Windows driver troubleshooter

Driver Verifier is a tool included in Microsoft Windows that replaces the default operating system subroutines with ones that are specifically developed to catch device driver bugs. Once enabled, it monitors and stresses drivers to detect illegal function calls or actions that may be causing system corruption. It acts within the kernel mode and can target specific device drivers for continual checking or make driver verifier functionality multithreaded, so that several device drivers can be stressed at the same time. It can simulate certain conditions such as low memory, I/O verification, pool tracking, IRQL checking, deadlock detection, DMA checks, IRP logging, etc. The verifier works by forcing drivers to work with minimal resources, making potential errors that might happen only rarely in a working system manifest immediately. Typically fatal system errors are generated by the stressed drivers in the test environment, producing core dumps that can be analysed and debugged immediately; without stressing, intermittent faults would occur in the field, without proper troubleshooting facilities or personnel.

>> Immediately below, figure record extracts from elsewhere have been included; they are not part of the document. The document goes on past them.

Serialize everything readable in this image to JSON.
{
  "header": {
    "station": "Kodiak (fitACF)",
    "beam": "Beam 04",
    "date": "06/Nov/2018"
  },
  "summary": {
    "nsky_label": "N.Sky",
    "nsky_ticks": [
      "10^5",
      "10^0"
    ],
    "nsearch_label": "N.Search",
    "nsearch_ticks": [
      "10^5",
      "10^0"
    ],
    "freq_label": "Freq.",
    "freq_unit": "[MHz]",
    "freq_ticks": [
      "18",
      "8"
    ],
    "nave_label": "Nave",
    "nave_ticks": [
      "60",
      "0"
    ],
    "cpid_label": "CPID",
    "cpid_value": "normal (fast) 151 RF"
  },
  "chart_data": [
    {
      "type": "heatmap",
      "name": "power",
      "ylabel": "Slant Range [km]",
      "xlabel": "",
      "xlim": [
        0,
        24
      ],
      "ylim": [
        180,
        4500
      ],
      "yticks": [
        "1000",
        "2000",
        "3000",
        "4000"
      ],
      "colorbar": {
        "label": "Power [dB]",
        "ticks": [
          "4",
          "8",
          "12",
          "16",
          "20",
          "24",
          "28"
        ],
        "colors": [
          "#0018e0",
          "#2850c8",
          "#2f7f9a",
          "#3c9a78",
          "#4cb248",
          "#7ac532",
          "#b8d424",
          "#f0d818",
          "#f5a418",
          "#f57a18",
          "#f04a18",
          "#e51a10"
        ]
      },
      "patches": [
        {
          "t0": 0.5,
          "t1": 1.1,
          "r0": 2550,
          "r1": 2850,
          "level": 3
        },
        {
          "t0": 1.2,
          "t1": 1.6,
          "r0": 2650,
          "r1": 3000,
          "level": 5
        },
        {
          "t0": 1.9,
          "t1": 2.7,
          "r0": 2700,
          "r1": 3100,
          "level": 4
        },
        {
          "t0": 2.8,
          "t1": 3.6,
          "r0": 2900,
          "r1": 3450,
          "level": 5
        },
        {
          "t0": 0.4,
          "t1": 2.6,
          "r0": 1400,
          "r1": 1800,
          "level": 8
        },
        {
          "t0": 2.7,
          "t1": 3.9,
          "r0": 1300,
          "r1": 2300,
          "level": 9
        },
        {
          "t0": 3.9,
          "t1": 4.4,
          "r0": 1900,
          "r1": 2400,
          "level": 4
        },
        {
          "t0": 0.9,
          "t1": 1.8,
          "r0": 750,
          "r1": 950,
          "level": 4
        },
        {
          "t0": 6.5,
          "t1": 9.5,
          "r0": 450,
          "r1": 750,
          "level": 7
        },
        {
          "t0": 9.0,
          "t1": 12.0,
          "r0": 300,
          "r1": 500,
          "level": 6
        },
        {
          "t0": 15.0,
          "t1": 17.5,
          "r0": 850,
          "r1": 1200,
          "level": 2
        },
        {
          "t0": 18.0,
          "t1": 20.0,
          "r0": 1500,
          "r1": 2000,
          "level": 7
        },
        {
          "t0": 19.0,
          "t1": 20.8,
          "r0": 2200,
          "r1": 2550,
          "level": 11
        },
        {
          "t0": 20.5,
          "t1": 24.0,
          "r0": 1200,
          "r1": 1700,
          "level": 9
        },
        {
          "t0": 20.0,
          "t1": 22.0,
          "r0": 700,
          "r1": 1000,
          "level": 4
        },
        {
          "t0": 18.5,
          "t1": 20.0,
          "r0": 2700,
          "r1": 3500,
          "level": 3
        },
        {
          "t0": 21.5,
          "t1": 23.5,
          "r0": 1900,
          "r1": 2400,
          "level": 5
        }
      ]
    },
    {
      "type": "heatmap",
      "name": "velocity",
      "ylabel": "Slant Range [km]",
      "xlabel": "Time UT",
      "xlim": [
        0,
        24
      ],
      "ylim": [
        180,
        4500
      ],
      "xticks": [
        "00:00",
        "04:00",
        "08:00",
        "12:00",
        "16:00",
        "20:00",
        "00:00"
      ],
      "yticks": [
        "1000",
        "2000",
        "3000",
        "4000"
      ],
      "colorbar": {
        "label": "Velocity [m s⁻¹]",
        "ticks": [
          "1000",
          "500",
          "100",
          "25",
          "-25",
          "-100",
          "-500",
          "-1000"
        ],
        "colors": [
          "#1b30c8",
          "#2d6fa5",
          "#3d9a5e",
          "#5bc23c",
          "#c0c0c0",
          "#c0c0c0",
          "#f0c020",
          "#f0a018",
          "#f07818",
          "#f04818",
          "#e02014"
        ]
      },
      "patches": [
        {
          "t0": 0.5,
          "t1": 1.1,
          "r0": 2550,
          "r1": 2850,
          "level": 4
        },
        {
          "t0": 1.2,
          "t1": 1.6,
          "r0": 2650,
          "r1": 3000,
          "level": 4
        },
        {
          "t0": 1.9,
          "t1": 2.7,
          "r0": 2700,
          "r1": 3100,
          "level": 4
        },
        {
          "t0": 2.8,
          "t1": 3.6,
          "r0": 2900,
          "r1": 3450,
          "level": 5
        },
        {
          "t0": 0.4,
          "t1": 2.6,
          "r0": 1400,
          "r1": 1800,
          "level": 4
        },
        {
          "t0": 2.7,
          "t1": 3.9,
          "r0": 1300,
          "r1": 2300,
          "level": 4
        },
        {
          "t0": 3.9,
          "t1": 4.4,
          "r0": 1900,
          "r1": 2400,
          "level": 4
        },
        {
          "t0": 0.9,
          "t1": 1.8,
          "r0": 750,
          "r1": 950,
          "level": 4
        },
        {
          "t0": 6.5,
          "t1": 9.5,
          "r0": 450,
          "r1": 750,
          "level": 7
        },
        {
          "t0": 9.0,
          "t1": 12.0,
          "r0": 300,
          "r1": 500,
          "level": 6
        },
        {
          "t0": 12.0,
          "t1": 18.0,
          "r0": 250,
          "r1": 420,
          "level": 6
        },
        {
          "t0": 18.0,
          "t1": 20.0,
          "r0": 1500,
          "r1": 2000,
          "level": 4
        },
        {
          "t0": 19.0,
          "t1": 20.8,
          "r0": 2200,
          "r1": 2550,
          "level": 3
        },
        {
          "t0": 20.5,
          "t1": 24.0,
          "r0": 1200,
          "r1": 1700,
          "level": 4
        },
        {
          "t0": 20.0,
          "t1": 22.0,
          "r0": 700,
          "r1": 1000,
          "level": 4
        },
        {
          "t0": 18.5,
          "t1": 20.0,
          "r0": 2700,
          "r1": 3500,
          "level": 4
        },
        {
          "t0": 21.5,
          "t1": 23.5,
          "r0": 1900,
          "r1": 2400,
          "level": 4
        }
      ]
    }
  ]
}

Driver Verifier (Verifier.exe) was introduced as a command-line utility in Windows 2000; in Windows XP, it gained an easy-to-use graphical user interface, called Driver Verifier Manager, that makes it possible to enable a standard or custom set of settings to select which drivers to test and verify. Each new Windows version has since introduced several new, more stringent checks for testing and verifying drivers and detecting new classes of driver defects.

Driver Verifier is not normally used on machines used in productive work. It can cause undetected and relatively harmless errors in drivers to manifest, especially ones not digitally signed by Windows Hardware Quality Labs, causing blue screen fatal system errors. It also causes resource-starved drivers to underperform and slow general operation if the constraints imposed by Verifier are not reversed after debugging. Microsoft recommends against verifying all drivers at the same time.